It’s been a while since Microsoft has promoted the performance advantages of Edge, at least from a web rendering perspective. But today it’s doing just that.
“With every release of Microsoft Edge, we care about delivering better performance, so that you can spend less time waiting and more time browsing,” the Microsoft Edge team writes in a new post. “We’re very proud to say that, starting with version 134, Microsoft Edge is up to 9 percent faster as measured by the Speedometer 3.0 benchmark.”
To be clear, this isn’t the perceived performance advantages one will see thanks to the markup-first WebUI 2.0 work it began last year and has continued improving in recent months. Instead, Speedometer 3.0 is a web benchmark test that measures web app responsiveness, or what I think of as web rendering speed. And according to Microsoft, it’s seen big gains. Where Edge version 132 scored 28.8 on Speedometer 3, Edge 133 hit 29.6 and now Edge 134 scores 32.7 (on a PC with a 13th generation Intel Core processor, running Windows 11).

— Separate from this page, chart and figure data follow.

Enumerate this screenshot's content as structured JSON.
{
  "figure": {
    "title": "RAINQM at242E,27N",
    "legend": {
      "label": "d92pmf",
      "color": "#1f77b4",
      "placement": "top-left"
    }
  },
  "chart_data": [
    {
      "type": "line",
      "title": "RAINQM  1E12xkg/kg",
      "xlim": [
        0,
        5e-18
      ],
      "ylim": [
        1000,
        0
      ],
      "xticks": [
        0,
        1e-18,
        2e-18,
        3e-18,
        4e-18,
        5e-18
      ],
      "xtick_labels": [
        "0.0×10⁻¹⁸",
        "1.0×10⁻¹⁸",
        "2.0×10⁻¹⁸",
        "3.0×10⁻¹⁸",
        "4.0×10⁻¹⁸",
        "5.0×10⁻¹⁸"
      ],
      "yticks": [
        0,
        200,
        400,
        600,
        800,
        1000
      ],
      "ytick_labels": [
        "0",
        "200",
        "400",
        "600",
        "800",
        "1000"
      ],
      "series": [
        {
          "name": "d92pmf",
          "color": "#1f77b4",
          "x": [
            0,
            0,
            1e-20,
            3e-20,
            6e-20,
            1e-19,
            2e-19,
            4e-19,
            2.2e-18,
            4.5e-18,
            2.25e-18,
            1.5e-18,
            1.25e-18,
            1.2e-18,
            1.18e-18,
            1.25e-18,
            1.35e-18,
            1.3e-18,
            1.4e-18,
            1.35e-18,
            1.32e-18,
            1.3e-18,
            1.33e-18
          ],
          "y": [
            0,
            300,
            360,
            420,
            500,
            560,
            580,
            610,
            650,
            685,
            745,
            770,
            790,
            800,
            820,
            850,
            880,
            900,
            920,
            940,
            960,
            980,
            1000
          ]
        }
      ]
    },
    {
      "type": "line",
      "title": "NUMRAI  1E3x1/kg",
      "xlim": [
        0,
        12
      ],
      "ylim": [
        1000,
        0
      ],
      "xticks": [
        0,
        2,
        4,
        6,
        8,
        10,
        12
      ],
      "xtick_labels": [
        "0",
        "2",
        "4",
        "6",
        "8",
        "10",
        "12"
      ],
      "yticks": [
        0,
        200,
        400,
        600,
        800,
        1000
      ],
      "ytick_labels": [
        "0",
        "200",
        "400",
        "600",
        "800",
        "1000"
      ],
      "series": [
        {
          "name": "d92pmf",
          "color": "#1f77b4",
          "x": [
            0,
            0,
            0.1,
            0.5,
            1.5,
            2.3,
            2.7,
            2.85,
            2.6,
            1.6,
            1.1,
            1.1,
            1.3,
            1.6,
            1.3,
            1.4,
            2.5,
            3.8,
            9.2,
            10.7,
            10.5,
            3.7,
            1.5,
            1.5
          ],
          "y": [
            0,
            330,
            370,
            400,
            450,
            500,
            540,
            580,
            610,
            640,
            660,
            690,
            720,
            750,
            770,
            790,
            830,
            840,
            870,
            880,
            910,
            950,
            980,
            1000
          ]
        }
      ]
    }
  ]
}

The Edge team claims further performance gains, noting that navigation time is 1.7 percent faster, startup time is 2 percent faster, and web page responsiveness is 5 to 7 percent faster than was the case with Edge 133.
“Our unique approach, and focus, on optimizing speed, and the code changes we continuously make to Edge, and to the Chromium rendering engine within it, have led to real-world performance improvements when using the browser on a variety of hardware running on Windows and macOS,” the team says.